Kuduz Hançerin İntikamı Novel - Bölüm 206
——————
Nabi Scans
(Çevirmen – Clara)
(Düzeltici – Şanslı)
——————
Bölüm 206 Festival Gecesi(1)
Yeni bir gün başladı.
Sınav sezonu sona erdi ve dinlenmek için mükemmel bir fırsat sunan bir hafta sonu tatili başladı.
Akademi öğrencileri bu zamanı yaklaşan festivalle ilgili tartışmalara ayırdı.
Festival planlama komitesi, gazete kulübü üyeleri de dahil olmak üzere her sınıfın veya kulübün etkinlik için bir konsept tasarlamasına karar verdi.

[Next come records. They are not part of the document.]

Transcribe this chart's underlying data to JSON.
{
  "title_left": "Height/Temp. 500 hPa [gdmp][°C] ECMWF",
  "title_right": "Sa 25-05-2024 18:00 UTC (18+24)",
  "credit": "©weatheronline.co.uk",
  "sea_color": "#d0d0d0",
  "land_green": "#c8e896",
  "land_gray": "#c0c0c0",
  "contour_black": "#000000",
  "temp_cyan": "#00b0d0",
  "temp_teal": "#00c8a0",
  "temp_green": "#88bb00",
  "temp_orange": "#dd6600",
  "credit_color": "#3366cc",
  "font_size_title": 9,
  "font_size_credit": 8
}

Hem öğrenci konseyi başkanı hem de kulüp lideri Dolores ona onay verdi.
“Yani kulübümüz perili bir ev ve bara gidiyor, değil mi?”
İmparatorlukta Cadılar Bayramı yazın sonlarına denk geliyordu ve özellikle vergi sınavlarından sonra kutlamak için mükemmel bir neden sunuyordu.
Tudor, “O halde canlandıracağımız hayalet kişileri önceden belirleyelim,” diye önerdi.
Tudor’un önerisi üzerine birinci, ikinci ve üçüncü sınıftaki öğrencilerin hepsi onaylayarak başlarını salladılar.
Sonra Bianca bir soru sordu.
“Fakat ‘gelenek’ bu kez hâlâ geçerli mi?”
Bianca’nın araştırması herkesin dikkatini çekti ve herkesin onun amacını anladığı açıktı.
Akademi’de, festivallerde erkeklerin kadın, kadınların da erkek kılığına girmeleri bir gelenekti; profesörlerin bile kaçınamadığı köklü bir gelenekti bu.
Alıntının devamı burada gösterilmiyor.